L’ultimo saluto ad Angelo Di Marco, il detenuto cinquantanovenne morto “vomitando sangue” in regime di carcerazione, si è svolto ieri mattina al cimitero di Prima Porta a Roma. Una celebrazione funebre alla presenza di pochissime persone, in una uggiosa giornata di pioggia: le due sorelle dell’uomo, dei volontari che lo avevano assistito in carcere, la sua legale Simona Filippi dell’associazione Antigone. «Angelo è morto il 15 febbraio ma solo oggi ( ndr ieri) è stato possibile salutarlo per l’ultima volta - ci racconta l’avvocata Filippi – perché i volontari hanno dovuto chiedere al Comune i soldi per il funerale essendo lui senza reddito. È stata una giornata molto triste».

La storia di Angelo di Marco ve l’abbiamo raccontata su queste pagine: era recluso da novembre nel carcere romano di Rebibbia. Doveva scontare una pena di poco inferiore ad un anno, ma soffriva di una grave cirrosi epatica, aveva avuto infarti e la sua situazione clinica era al limite: nonostante questo il tribunale di sorveglianza non solo gli aveva vietato la concessione dell’affidamento in prova ma aveva anche ritenuto che fosse compatibile con la carcerazione. «Angelo Di Marco ha subìto una vera e propria ingiustizia – prosegue col Dubbio l’avvocata Filippi – perché è entrato in carcere a causa della superficialità della magistratura di sorveglianza che non ha ritenuto di acquisire documenti che certificavano il suo stato di salute. Era un obbligo morale e giuridico».
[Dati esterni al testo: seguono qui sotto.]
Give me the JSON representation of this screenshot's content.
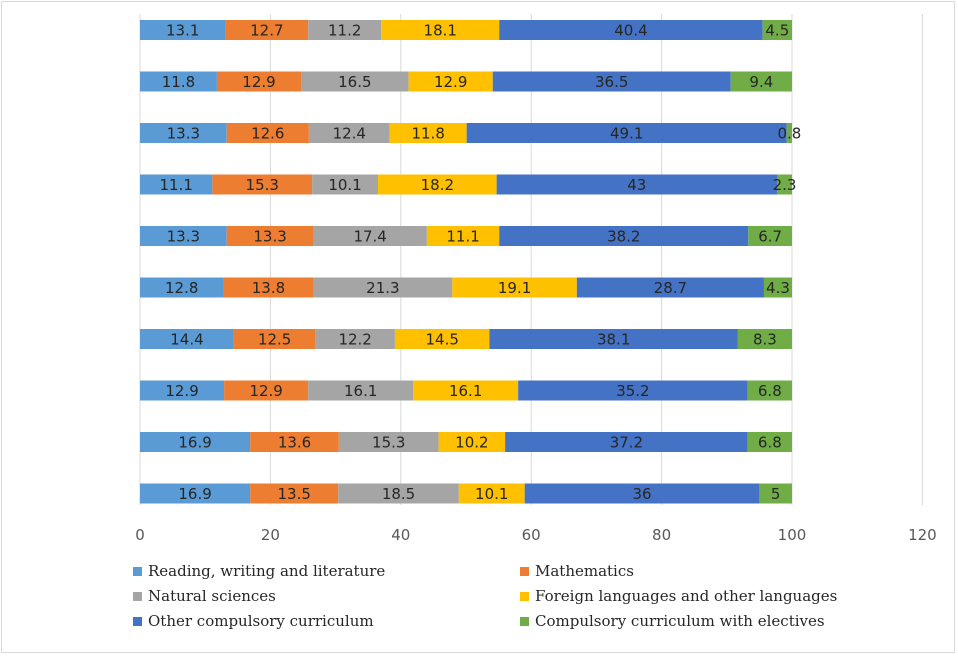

Per quello che è accaduto la responsabilità non sarebbe da addebitare alla amministrazione del carcere e alla struttura sanitaria ma all’operato del magistrato di sorveglianza; per questo «con le sorelle di Angelo – continua la legale – stiamo valutando se presentare un esposto al Consiglio Superiore della Magistratura». La strada che si potrebbe aprire a seguito di tale azione è quella di un provvedimento disciplinare nei confronti del magistrato di sorveglianza ma «l’esito non è scontato – conclude – bisogna tenere presente le dinamiche interne del Csm. Quello che però è da evidenziare è che sono pochi i detenuti e gli avvocati che decidono di intraprendere questa strada e ciò quindi permette a certi magistrati di scrivere provvedimenti imbarazzanti come quello che ha lasciato morire lontano da casa sua Angelo Di Marco».